Texts: Assignment questions
1. Implement, in a computer language of your choice, the method of dominance-based multi-objective simulated annealing (DBMOSA) in respect of finding high-quality hyper-parameter values for a one-layer perceptron, i.e. standard feedforward neural network comprising one hidden layer. The dataset to which the neural network is applied is the MNIST digits classification dataset (accessible at these hyperlinks: Tensorflow, Keras, and Pytorch. This is a dataset of 60,000 28x28 grayscale images of the 10 digits i.e. 1, 2, 3, ..., 10), along with a test set of 10,000 images. In respect of data pre-processing, normalize each grayscale value between zero and one, i.e. divide by 255.
Two objective functions are to be minimized, they are:
1) Error, which can be expressed as 1 - classification accuracy, and
2) Complexity, which can be expressed as the number of weights in the neural network.
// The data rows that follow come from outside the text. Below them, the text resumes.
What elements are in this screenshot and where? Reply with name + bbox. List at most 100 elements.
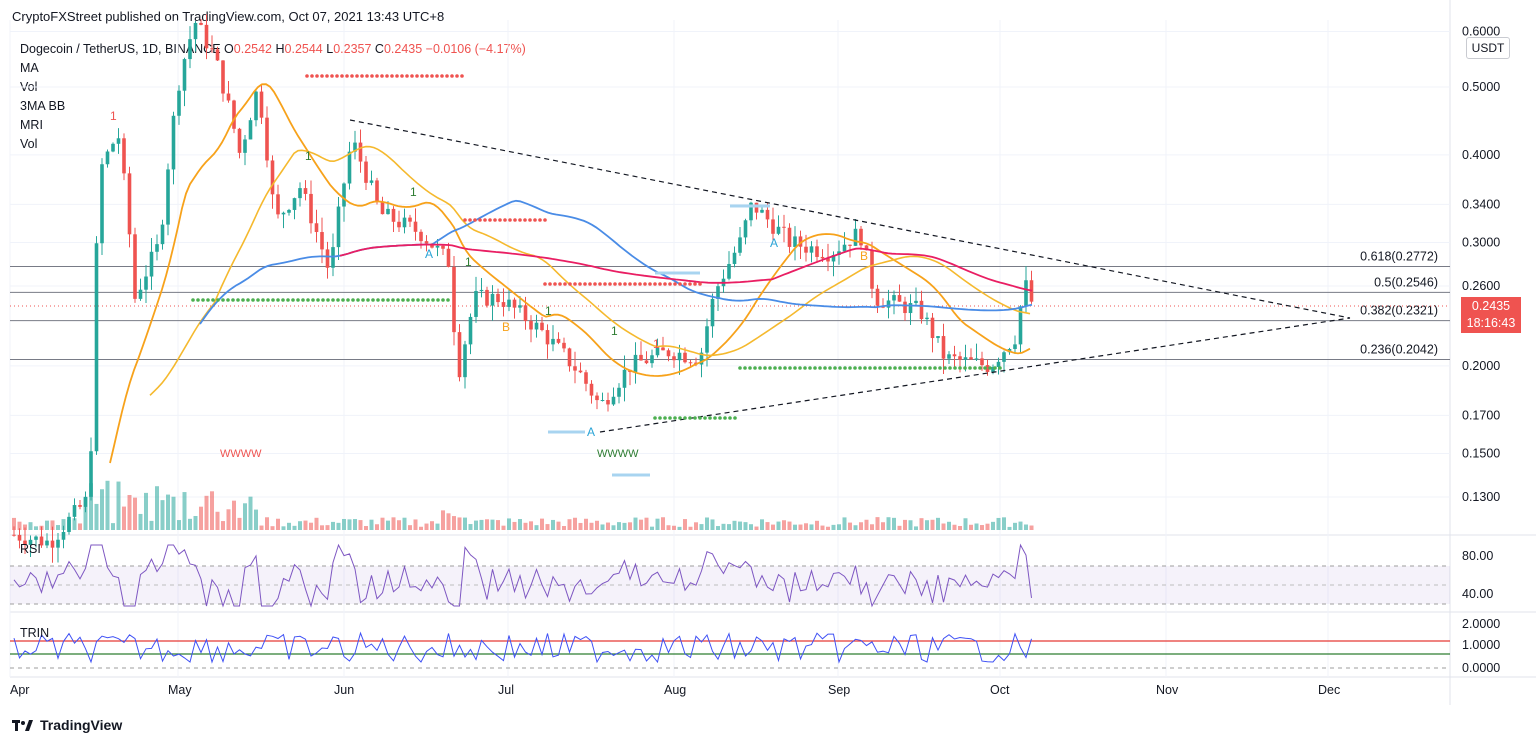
- signal-dot: [498, 218, 502, 222]
- signal-dot: [798, 366, 802, 370]
- last-price-badge: 0.2435 18:16:43: [1461, 297, 1521, 333]
- signal-dot: [436, 298, 440, 302]
- signal-dot: [310, 74, 314, 78]
- signal-dot: [321, 298, 325, 302]
- tradingview-logo[interactable]: TradingView: [12, 717, 122, 733]
- signal-dot: [311, 298, 315, 302]
- volume-bar: [512, 521, 517, 530]
- low-value: 0.2357: [333, 42, 372, 56]
- candle-body: [105, 151, 110, 165]
- rsi-label[interactable]: RSI: [20, 542, 41, 556]
- volume-bar: [243, 503, 247, 530]
- signal-dot: [828, 366, 832, 370]
- candle-body: [919, 300, 924, 320]
- trin-label[interactable]: TRIN: [20, 626, 50, 640]
- signal-dot: [608, 282, 612, 286]
- candle-body: [446, 248, 451, 267]
- signal-dot: [998, 366, 1002, 370]
- price-axis-label: 0.4000: [1462, 148, 1500, 162]
- signal-dot: [873, 366, 877, 370]
- candle-body: [45, 540, 49, 546]
- volume-bar: [908, 520, 913, 530]
- candle-body: [584, 372, 588, 384]
- signal-dot: [588, 282, 592, 286]
- volume-bar: [683, 519, 687, 530]
- candle-body: [265, 117, 269, 161]
- td-count-marker: 1: [653, 337, 660, 351]
- candle-body: [518, 305, 522, 308]
- volume-bar: [765, 522, 770, 530]
- signal-dot: [336, 298, 340, 302]
- last-price-value: 0.2435: [1471, 299, 1511, 313]
- candle-body: [738, 237, 742, 253]
- indicator-3ma-bb[interactable]: 3MA BB: [20, 99, 66, 113]
- candle-body: [441, 245, 445, 249]
- signal-dot: [301, 298, 305, 302]
- volume-bar: [815, 520, 819, 530]
- signal-dot: [693, 416, 697, 420]
- signal-dot: [718, 416, 722, 420]
- volume-bar: [567, 519, 572, 530]
- signal-dot: [613, 282, 617, 286]
- signal-dot: [478, 218, 482, 222]
- trin-line: [13, 631, 1032, 664]
- candle-body: [749, 202, 753, 221]
- symbol-title[interactable]: Dogecoin / TetherUS, 1D, BINANCE: [20, 42, 221, 56]
- signal-dot: [978, 366, 982, 370]
- candle-body: [782, 226, 786, 228]
- signal-dot: [335, 74, 339, 78]
- symbol-row[interactable]: Dogecoin / TetherUS, 1D, BINANCE O0.2542…: [20, 40, 526, 59]
- signal-dot: [838, 366, 842, 370]
- signal-dot: [191, 298, 195, 302]
- volume-bar: [705, 517, 709, 530]
- volume-bar: [331, 521, 335, 530]
- signal-dot: [923, 366, 927, 370]
- td-count-marker: 1: [110, 109, 117, 123]
- volume-bar: [336, 522, 341, 530]
- candle-body: [435, 245, 440, 248]
- signal-dot: [558, 282, 562, 286]
- candle-body: [815, 246, 819, 257]
- rsi-axis-label: 40.00: [1462, 587, 1493, 601]
- signal-dot: [440, 74, 444, 78]
- signal-dot: [316, 298, 320, 302]
- candle-body: [28, 539, 33, 545]
- volume-bar: [710, 519, 715, 530]
- candle-body: [743, 220, 748, 238]
- signal-dot: [305, 74, 309, 78]
- signal-dot: [653, 282, 657, 286]
- candle-body: [650, 355, 654, 364]
- fib-level-label: 0.236(0.2042): [1360, 343, 1438, 357]
- volume-bar: [430, 521, 434, 530]
- volume-bar: [952, 524, 957, 530]
- indicator-vol-2[interactable]: Vol: [20, 137, 38, 151]
- volume-bar: [105, 480, 110, 530]
- chart-legend: Dogecoin / TetherUS, 1D, BINANCE O0.2542…: [20, 40, 526, 154]
- candle-body: [369, 180, 374, 183]
- volume-bar: [694, 522, 698, 530]
- volume-bar: [606, 522, 610, 530]
- candle-body: [925, 317, 929, 320]
- volume-bar: [199, 506, 203, 530]
- candle-body: [287, 209, 291, 213]
- volume-bar: [661, 517, 665, 530]
- currency-button[interactable]: USDT: [1466, 37, 1510, 59]
- signal-dot: [350, 74, 354, 78]
- candle-body: [732, 252, 737, 264]
- volume-bar: [996, 517, 1001, 530]
- signal-dot: [325, 74, 329, 78]
- signal-dot: [883, 366, 887, 370]
- volume-bar: [386, 520, 390, 530]
- signal-dot: [853, 366, 857, 370]
- signal-dot: [918, 366, 922, 370]
- indicator-mri[interactable]: MRI: [20, 118, 43, 132]
- signal-dot: [340, 74, 344, 78]
- indicator-ma[interactable]: MA: [20, 61, 39, 75]
- candle-body: [534, 322, 539, 330]
- signal-dot: [441, 298, 445, 302]
- signal-dot: [668, 416, 672, 420]
- volume-bar: [89, 483, 93, 530]
- candle-body: [1013, 344, 1017, 349]
- signal-dot: [568, 282, 572, 286]
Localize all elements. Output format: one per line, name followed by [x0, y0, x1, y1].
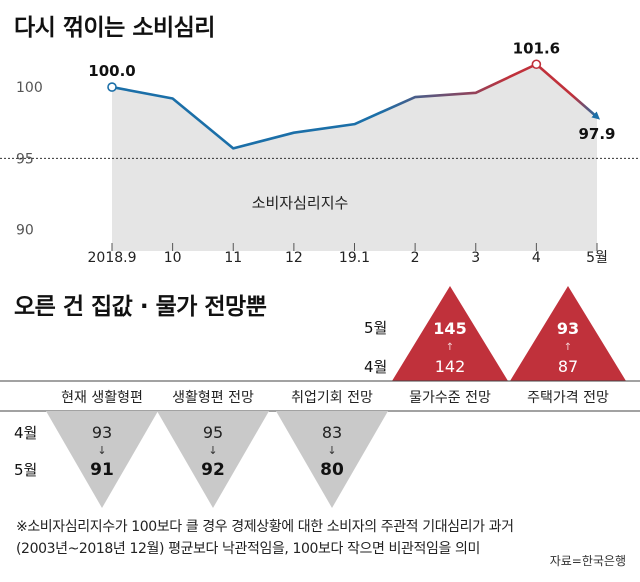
series-line: [111, 62, 601, 150]
data-label: 101.6: [513, 39, 560, 57]
footnote-line-2: (2003년~2018년 12월) 평균보다 낙관적임을, 100보다 작으면 …: [16, 541, 480, 557]
down-arrow: ↓: [208, 444, 217, 457]
x-tick-label: 2018.9: [88, 250, 137, 266]
x-tick-label: 4: [532, 250, 541, 266]
row-label-may-bottom: 5월: [14, 461, 37, 479]
category-label: 생활형편 전망: [172, 390, 254, 406]
up-arrow: ↑: [446, 342, 454, 353]
subchart-title: 오른 건 집값 · 물가 전망뿐: [14, 294, 267, 320]
april-value: 95: [203, 423, 223, 442]
y-tick-label: 100: [16, 80, 43, 96]
y-tick-label: 95: [16, 151, 34, 167]
footnote-line-1: ※소비자심리지수가 100보다 클 경우 경제상황에 대한 소비자의 주관적 기…: [16, 519, 514, 535]
row-label-april-top: 4월: [364, 358, 387, 376]
x-tick-label: 12: [285, 250, 303, 266]
april-value: 142: [435, 357, 466, 376]
down-arrow: ↓: [327, 444, 336, 457]
may-value: 145: [433, 319, 466, 338]
may-value: 92: [201, 460, 225, 480]
category-label: 취업기회 전망: [291, 390, 373, 406]
data-label: 100.0: [88, 62, 135, 80]
x-tick-label: 11: [224, 250, 242, 266]
data-label: 97.9: [578, 125, 615, 143]
row-label-may-top: 5월: [364, 319, 387, 337]
x-tick-label: 5월: [586, 250, 608, 266]
data-point-marker: [107, 82, 117, 92]
y-tick-label: 90: [16, 223, 34, 239]
line-chart: 100 95 90 2018.9 10 11 12 19.1 2 3 4 5월 소비자심리지수 100.0…: [0, 39, 640, 266]
up-arrow: ↑: [564, 342, 572, 353]
april-value: 93: [92, 423, 112, 442]
series-label: 소비자심리지수: [252, 194, 349, 212]
rising-triangle: [392, 286, 508, 381]
category-label: 현재 생활형편: [61, 390, 143, 406]
area-fill: [112, 64, 597, 252]
falling-triangle: [276, 411, 388, 508]
x-tick-label: 3: [471, 250, 480, 266]
falling-triangle: [157, 411, 269, 508]
row-label-april-bottom: 4월: [14, 424, 37, 442]
may-value: 80: [320, 460, 344, 480]
category-label: 주택가격 전망: [527, 390, 609, 406]
x-tick-label: 2: [411, 250, 420, 266]
down-arrow: ↓: [97, 444, 106, 457]
chart-title: 다시 꺾이는 소비심리: [14, 15, 215, 41]
x-tick-label: 19.1: [339, 250, 370, 266]
may-value: 91: [90, 460, 114, 480]
category-label: 물가수준 전망: [409, 390, 491, 406]
may-value: 93: [557, 319, 579, 338]
april-value: 83: [322, 423, 342, 442]
falling-triangle: [46, 411, 158, 508]
x-tick-label: 10: [164, 250, 182, 266]
rising-triangle: [510, 286, 626, 381]
april-value: 87: [558, 357, 578, 376]
source-credit: 자료=한국은행: [549, 554, 626, 568]
data-point-marker: [531, 59, 542, 70]
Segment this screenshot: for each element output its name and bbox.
The following decision variables (together with bounds) should be considered in respect of neural network hyper-parameters:
- The number of hidden neurons (integer-valued): [10, 50]
- The learning rate (real-valued): [0.001, 0.01]
- The batch size (integer-valued): [16, 128]
Constrain the number of training epochs to five and employ the vanilla stochastic gradient descent (SGD) optimizer. The remaining neural network hyper-parameters (e.g. activation functions, loss function, and weight initialization) can be decided arbitrarily. Regularization is not necessary.
The use of packages or libraries that specifically provide fully functional DBMOSA implementations is not permitted. You must therefore program it from scratch. Basic mathematical and data management operations can, of course, be performed using existing libraries or packages. Furthermore, the use of libraries and packages for implementing the neural network (such as Keras, Tensorflow, and Pytorch) is highly advisable.
1. Not to be confused with DBMOSA epochs.
Employ a geometric cooling schedule with a geometric rate of α = 0.98. Employ a starting temperature of T = 1, together with a geometric cooling schedule and rate of α = 0.98. Lower the temperature after each iteration. Do not employ reheating. Perform a total of 150 iterations. Employ the following stochastic move operator to generate a neighbor: Randomly sample (based on a uniform distribution) new decision variable values from the specified bounds.
Report on the final archive of non-dominated solutions in terms of decision variable values and objective function values. Provide graphical illustrations of the approximate Pareto optimal set in decision space and objective space after 50, 100, and 150 iterations. Carry out repeated runs (of at least 20) so as to account for the stochastic nature of DBMOSA.